Forscher empfehlen Einrichten einer Zentralstelle

„Wer mit dem Anbau neu startet, muss viel ausprobieren. Das führt oft jahrelang zu immer wiederkehrenden Rückschlägen“, weiß Dr. Sabine Zikeli vom Zentrum Ökologischer Landbau an der Universität Hohenheim und Vorstandsmitglied im Netzwerk Kräuter Baden-Württemberg. „Es gehört viel Pioniergeist und Technikbegeisterung dazu, um Maschinen für Ernte, Trocknung und Aufbereitung der Pflanzen selbst zu bauen oder anzupassen.“ Eine Zentralstelle könnte dieses Spezialwissen sammeln, vertiefen und über Neuigkeiten informieren – vergleichbar beispielsweise mit der Bayrischen Landesanstalt für Landwirtschaft (LfL).

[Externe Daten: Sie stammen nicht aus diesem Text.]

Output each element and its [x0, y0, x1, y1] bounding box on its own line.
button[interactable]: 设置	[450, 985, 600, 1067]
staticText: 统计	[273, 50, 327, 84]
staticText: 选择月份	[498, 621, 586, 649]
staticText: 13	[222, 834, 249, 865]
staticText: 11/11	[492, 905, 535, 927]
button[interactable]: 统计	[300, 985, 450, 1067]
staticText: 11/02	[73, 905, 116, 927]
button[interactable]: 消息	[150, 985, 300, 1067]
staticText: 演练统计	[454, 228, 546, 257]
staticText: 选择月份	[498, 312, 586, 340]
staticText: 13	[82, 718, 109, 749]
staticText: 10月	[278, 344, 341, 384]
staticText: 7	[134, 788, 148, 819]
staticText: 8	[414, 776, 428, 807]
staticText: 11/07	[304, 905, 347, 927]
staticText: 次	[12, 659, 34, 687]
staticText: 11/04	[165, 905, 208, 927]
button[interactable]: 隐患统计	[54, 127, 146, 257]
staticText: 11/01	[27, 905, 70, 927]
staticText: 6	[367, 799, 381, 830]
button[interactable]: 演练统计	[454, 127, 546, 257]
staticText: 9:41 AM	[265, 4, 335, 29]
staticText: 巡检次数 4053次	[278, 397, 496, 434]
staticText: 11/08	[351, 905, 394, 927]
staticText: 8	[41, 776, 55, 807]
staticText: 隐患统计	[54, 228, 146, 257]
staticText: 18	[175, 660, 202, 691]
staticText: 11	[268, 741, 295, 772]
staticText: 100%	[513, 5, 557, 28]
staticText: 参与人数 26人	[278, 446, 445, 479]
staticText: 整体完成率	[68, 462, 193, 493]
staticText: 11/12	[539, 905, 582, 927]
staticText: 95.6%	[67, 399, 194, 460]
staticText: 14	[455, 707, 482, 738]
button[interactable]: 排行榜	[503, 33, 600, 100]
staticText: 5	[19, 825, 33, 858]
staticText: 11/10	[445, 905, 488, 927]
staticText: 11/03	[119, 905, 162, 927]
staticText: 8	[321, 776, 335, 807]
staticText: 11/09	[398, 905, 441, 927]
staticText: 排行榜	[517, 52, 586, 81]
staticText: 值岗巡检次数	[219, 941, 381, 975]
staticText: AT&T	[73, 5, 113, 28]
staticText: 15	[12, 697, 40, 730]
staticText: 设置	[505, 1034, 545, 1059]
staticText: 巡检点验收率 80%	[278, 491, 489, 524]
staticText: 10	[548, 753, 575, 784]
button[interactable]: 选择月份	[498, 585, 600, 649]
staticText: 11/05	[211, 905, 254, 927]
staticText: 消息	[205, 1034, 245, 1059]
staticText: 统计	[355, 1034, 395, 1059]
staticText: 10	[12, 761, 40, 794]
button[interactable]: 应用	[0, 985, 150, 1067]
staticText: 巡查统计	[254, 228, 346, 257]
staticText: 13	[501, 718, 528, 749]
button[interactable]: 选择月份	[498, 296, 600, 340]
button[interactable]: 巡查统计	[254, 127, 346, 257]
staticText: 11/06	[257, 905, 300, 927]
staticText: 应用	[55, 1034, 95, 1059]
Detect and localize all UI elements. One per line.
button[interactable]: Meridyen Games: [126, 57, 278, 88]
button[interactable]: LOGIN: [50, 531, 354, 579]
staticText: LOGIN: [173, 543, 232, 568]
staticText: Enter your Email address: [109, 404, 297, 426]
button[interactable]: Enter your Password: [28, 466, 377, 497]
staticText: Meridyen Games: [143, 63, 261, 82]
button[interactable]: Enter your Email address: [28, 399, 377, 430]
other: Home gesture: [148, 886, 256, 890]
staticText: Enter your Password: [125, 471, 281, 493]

Einzelbetriebliche Unterstützung sollte verbessert werden

Auch die einzelbetriebliche Unterstützung und eine stärkere Vernetzung der Wertschöpfungsketten sollten verbessert werden, so Gebhardt. „Da potenzielle Abnehmer bevorzugt nur mit einer Partei verhandeln möchten, sollte eine Marktbörse etabliert werden, in der sich Anbauer:innen in Baden-Württemberg zu einer Vertriebsgemeinschaft oder -genossenschaft zusammenschließen, welche Anbau und aufnehmende Hand zusammenbringt.“ Sinnvoll sei darüber hinaus eine Kommunikationsstrategie, welche die Nachhaltigkeit und Einzigartigkeit von ökologisch angebauten Heil- und Gewürzpflanzen aus Baden-Württemberg hervorhebt, mit einer angemessenen Regionalauslobung.

► Die Ergebnisse des Projekts „Ökologischer Heil-, Kosmetik- und Gewürzpflanzenanbau in Baden-Württemberg“ sollen am 31. März von 13 bis 16 Uhr der Öffentlichkeit vorgestellt werden. Die Teilnahme an der Online-Veranstaltung ist kostenlos, weitere Informationen dazu sowie die Anmeldemöglichkeit sind auf der Website des Zentrums Ökologischer Landbau der Uni Hohenheim zu finden.